Sábado, 10 de diciembre de 2016

| 2010/04/17 00:00

Los orilleros

Con 'Biblia de Pobres' Juan Manuel Roca obtuvo el Premio Casa de América de Poesía Americana.

Los orilleros

Juan Manuel Roca
Biblia de Pobres
Visor, 2009
84 páginas


Biblia de pobres (Biblia Pauperum) era una biblia popular en el siglo XV que traía grabados en madera –con breves leyendas en latín y en alemán– sobre la vida de Jesús e incluía también a otros personajes populares.
 
Sobre esa idea, el poeta Juan Manuel Roca estructuró su último libro de poesía. Desde luego, utilizando lo que le servía y desechando lo que no. Del texto medieval tomó el protagonismo que tenían los orilleros, los mendigos, los derrotados, los desplazados. Y desestimó su carácter religioso, salvo en sus aspectos paganos.
 
El juego intertextual es entonces la forma que escoge la voz poética de su libro para ir encontrando su propia expresión. No hay originalidad, la verdadera originalidad consiste en saber dialogar con la cultura que nos precede. Como buen borgiano, Roca es antirromántico a la hora de inventar: “La poesía es un sueño provocado”.

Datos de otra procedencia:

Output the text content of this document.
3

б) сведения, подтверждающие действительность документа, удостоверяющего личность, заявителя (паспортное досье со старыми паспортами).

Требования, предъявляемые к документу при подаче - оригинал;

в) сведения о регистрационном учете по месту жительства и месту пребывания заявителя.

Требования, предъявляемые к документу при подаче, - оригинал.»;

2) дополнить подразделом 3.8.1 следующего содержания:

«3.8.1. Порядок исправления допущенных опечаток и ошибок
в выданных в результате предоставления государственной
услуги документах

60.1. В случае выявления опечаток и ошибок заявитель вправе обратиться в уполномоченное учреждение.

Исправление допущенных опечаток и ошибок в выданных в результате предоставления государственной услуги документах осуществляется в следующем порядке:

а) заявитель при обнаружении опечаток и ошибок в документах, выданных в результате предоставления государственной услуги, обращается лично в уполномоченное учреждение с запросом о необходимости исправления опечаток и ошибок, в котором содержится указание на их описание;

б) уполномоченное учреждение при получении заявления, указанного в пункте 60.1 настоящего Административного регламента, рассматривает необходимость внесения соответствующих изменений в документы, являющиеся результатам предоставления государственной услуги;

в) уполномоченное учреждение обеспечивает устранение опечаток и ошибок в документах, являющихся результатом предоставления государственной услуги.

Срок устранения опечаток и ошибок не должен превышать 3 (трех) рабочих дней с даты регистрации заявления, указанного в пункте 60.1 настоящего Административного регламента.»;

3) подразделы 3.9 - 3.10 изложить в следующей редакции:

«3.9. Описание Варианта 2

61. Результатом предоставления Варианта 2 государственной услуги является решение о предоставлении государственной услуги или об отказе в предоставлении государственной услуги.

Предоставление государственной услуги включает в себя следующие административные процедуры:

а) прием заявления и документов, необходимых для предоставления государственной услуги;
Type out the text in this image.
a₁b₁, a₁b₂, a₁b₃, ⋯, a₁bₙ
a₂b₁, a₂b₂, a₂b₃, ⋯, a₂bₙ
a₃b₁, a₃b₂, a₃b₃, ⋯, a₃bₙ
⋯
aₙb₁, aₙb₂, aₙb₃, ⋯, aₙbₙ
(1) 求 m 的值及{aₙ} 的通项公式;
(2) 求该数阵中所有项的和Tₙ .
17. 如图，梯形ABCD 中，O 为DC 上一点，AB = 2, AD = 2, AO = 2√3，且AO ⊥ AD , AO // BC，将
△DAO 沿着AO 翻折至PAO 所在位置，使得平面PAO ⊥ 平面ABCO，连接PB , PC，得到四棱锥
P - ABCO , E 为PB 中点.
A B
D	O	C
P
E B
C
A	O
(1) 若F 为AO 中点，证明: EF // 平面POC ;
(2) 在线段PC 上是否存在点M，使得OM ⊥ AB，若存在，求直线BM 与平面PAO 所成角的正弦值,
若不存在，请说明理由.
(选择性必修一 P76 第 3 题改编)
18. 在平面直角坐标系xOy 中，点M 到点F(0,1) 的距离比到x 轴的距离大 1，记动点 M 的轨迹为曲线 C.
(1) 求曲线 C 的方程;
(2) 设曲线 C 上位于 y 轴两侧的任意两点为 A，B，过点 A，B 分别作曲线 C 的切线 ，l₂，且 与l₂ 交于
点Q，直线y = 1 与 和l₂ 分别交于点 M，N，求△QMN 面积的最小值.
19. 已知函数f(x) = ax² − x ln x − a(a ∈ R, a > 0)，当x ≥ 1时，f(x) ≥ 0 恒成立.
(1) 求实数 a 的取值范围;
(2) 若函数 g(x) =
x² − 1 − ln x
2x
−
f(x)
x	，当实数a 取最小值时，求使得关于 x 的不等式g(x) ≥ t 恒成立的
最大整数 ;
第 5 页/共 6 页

La intertextualidad, bien entendida, nunca es un ejercicio de erudición y pedantería. Nada más personal y más colombiano que este libro. De los mendigos que –por no tener flechas– arrojan a los nobles sus propias heridas en la noche medieval, pasamos, sin solución de continuidad, a los mendigos y a los perros góticos de Bogotá, al mercado de lástimas que es “la iglesia de la melancolía” y que los feligreses llaman Nuestra Señora de las Nieves: “Vestidos de lamento/ Los mendigos bajan a la ciudad”.
 
La poesía, se ha dicho, reúne lo imposible a través del poder de sus metáforas: esto con aquello, el pasado con el presente, el paraguas y la máquina de coser en la mesa del quirófano. Por eso mismo, no se trata de contar la historia de la pobreza sino de encontrar el lugar y la permanencia de otros grandes marginales: el poeta y la poesía. De eso trata en el fondo este libro: “Hay un tesoro a punto de ser encontrado. / Un milagro a punto de ocurrir. / En este poema regresan al país los desterrados.”

Lo personal, en su caso, es seguir siendo poeta hasta la muerte, sin rendirse, sin claudicar. Un eterno orillero en un país que fue “una invención de los cronistas”. Porque lo ha conseguido puede ser tranquilamente él mismo. Ya en plena madurez: sin temor a mostrar sus desgarramientos y sosegado –pero contundente– en sus audacias verbales.